According to the history, this city was founded around 315 BC by the King Cassander of Macedon. He named this city after his wife Thessalonike, a half-sister of Alexander the Great and princess of Macedon as daughter of Philip II. Under the kingdom of Macedon the city retained its own autonomy and parliament and evolved to become the most important city in Macedon.

We were brought to the Castle of Thessaloniki - The Heptapyrgion Castle or Yedi Kule. It was located on a hill above the Old Town (Ano Poli). Its location gives gorgeous view to the city, the port and the Aegean Sea. 


The Castle of Thessaloniki was built on the spot of  of the ancient Acropolis, founded by Cassander in 316 B.C. The walls of the castle, that are still visible today, date from 4th century A.D. In fact, the Castle has 10 towers in total, although its name Heptapyrgion means "Seven Towers". 

Till the 1890s the Castle was the seat of the garrison commanders and then it was turned into a prison for 100 years. The prison was known as a severe place of torture. After the damages during war and earthquakes throughout the time line, the empty Castle of Thessaloniki is today under restoration but open for visitors.


We then went to the central of the city to visit the Roman Forum of Thessaloniki. All the pictures about the Forum of Roman are as above.  
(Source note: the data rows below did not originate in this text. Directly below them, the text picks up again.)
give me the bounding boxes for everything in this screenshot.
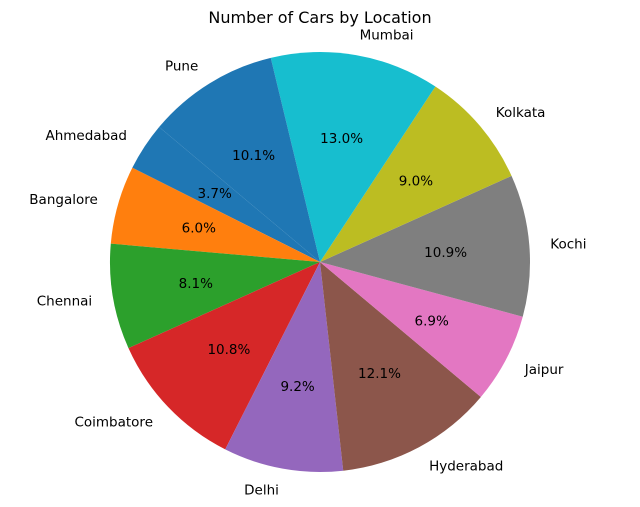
- slice-pune: [159, 57, 320, 262]
- slice-hyderabad: [320, 262, 481, 471]
- slice-ahmedabad: [132, 127, 320, 262]
- category-label-pune: Pune: [165, 59, 198, 75]
- slice-bangalore: [110, 167, 320, 262]
- slice-coimbatore: [128, 262, 320, 450]
- percent-label-delhi: 9.2%: [280, 379, 314, 395]
- category-label-ahmedabad: Ahmedabad: [45, 128, 127, 144]
- slice-jaipur: [320, 262, 523, 397]
- percent-label-mumbai: 13.0%: [320, 131, 363, 147]
- chart-title: Number of Cars by Location: [208, 8, 431, 27]
- percent-label-kolkata: 9.0%: [399, 173, 433, 189]
- percent-label-hyderabad: 12.1%: [358, 366, 401, 382]
- category-label-coimbatore: Coimbatore: [74, 415, 153, 431]
- percent-label-bangalore: 6.0%: [182, 221, 216, 237]
- percent-label-ahmedabad: 3.7%: [198, 186, 232, 202]
- percent-label-chennai: 8.1%: [179, 276, 213, 292]
- percent-label-jaipur: 6.9%: [415, 313, 449, 329]
- category-label-chennai: Chennai: [37, 294, 92, 310]
- slice-kochi: [320, 175, 530, 317]
- pie-labels: Ahmedabad 3.7% Bangalore 6.0% Chennai 8.1% Coi…: [29, 27, 586, 498]
- category-label-delhi: Delhi: [244, 482, 279, 498]
- category-label-kolkata: Kolkata: [496, 105, 546, 121]
- category-label-bangalore: Bangalore: [29, 192, 98, 208]
- slice-mumbai: [270, 51, 436, 262]
- slice-kolkata: [320, 86, 512, 262]
- percent-label-kochi: 10.9%: [424, 245, 467, 261]
- category-label-jaipur: Jaipur: [524, 362, 564, 378]
- percent-label-pune: 10.1%: [232, 148, 275, 164]
- category-label-kochi: Kochi: [550, 237, 586, 253]
- category-label-mumbai: Mumbai: [360, 27, 414, 43]
- slice-chennai: [109, 243, 320, 349]
- pie-slices: [109, 51, 530, 472]
- category-label-hyderabad: Hyderabad: [429, 459, 503, 475]
- percent-label-coimbatore: 10.8%: [207, 342, 250, 358]
- slice-delhi: [225, 262, 344, 472]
Later in the afternoon, we paid a visit to the White Tower. It is a monument and museum on the waterfront of the city of Thessaloniki, capital of the region of Macedonia in northern Greece and a symbol of Greek sovereignty over Macedonia. The present tower replaced an old Byzantine fortification which was mentioned around the 12th century and reconstructed by the Ottomans to fortify the city's harbour; it became a notorious prison and scene of mass executions during the period of Ottoman rule. It was substantially remodeled and its exterior was whitewashed after Greece gained control of the city in 1912. It has been adopted as the symbol of the city.

Last but not least we paid a visit to DXN Greece office in Cosmos Building. Things have improved so much since last year when I came here last year.